Inspirações para as Cidades AMI não faltam, já que a própria educação nasceu comunitária e foi centralizar-se no currículo escolar apenas há alguns séculos. As cidades-estado greco-romanas foram o palco para a paideia, um processo que acontecia liderado por preceptores por entre suas vielas. Na verdade, desde então a comunidade foi ora esquecida, ora valorizada em diversos ciclos na história da educação. Mais recentemente, no século passado, o movimento das cidades-educadoras nascido em Barcelona, Espanha, procura a integração de políticas públicas municipais para a educação. 

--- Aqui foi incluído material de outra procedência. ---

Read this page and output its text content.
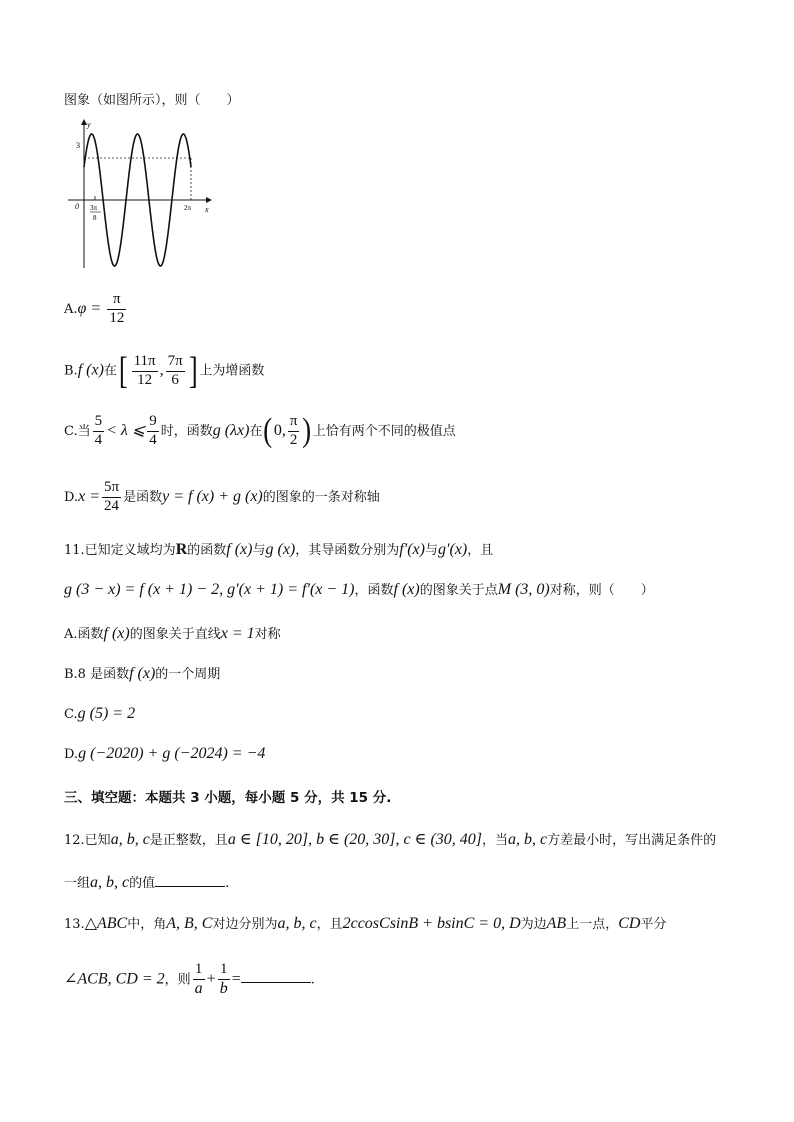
图象（如图所示），则（　　）
y
x
0
3
3π
8
2π
$A.\varphi = \frac{\pi}{12}$
B.f (x)在[ $\frac{11\pi}{12}$ , $\frac{7\pi}{6}$ ] 上为增函数
C.当 $\frac{5}{4} < \lambda$ ⩽ $\frac{9}{4}$ 时，函数g (λx)在(0, $\frac{\pi}{2}$ )上恰有两个不同的极值点
$D.x = \frac{5\pi}{24}$ 是函数y = f (x) + g (x)的图象的一条对称轴
11.已知定义域均为R的函数f (x)与g (x)，其导函数分别为f′(x)与g′(x)，且
g (3 − x) = f (x + 1) − 2, g′(x + 1) = f′(x − 1)，函数f (x)的图象关于点M (3, 0)对称，则（　　）
A.函数f (x)的图象关于直线x = 1对称
B.8 是函数f (x)的一个周期
C.g (5) = 2
D.g (−2020) + g (−2024) = −4
三、填空题：本题共 3 小题，每小题 5 分，共 15 分.
12.已知a, b, c是正整数，且a ∈ [10, 20], b ∈ (20, 30], c ∈ (30, 40]，当a, b, c方差最小时，写出满足条件的
一组a, b, c的值	.
13.△ABC中，角A, B, C对边分别为a, b, c，且2ccosCsinB + bsinC = 0, D为边AB上一点，CD平分
∠ACB, CD = 2，则 $\frac{1}{a} + \frac{1}{b}$ =	.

As barreiras para as Cidades AMI são diversas dependendo do país em questão; vão do medo da violência nas ruas à corrupção dos gestores públicos, sem deixar de fora aquelas comunidades em que comumente faltam itens básicos, como saneamento. De certa forma, são problemas sistêmicos do próprio universo da educação. Mas o olhar para as Cidades AMI deve ser também utópico e de apropriação cidadã; uma espécie de retomada de questões que sempre foram públicas mas, às vezes, deixadas de lado. Neste momento um conjunto de guias, parâmetros, indicadores e sugestões sobre as Cidades AMI são preparados pela Unesco. 

Enquanto isso, os educadores que desejam iniciar um trabalho de combate à desinformação podem iniciar pensando como a biblioteca municipal dialoga com suas aulas no auxílio ao estudante para a busca de fontes confiáveis de pesquisa. O trabalho internacionalmente reconhecido Aulas Públicas, liderado pelo professor Paulo Magalhães da Emef Duque de Caxias, SP, é um desses passos importantes na construção de uma cidade que combate a desinformação. Ele faz do território uma extensão da sala de aula. Trata-se do primeiro cerzir de um tecido que tem potencial para cobrir toda a cidade, na garantia ao direito à informação de qualidade, educação e comunicação.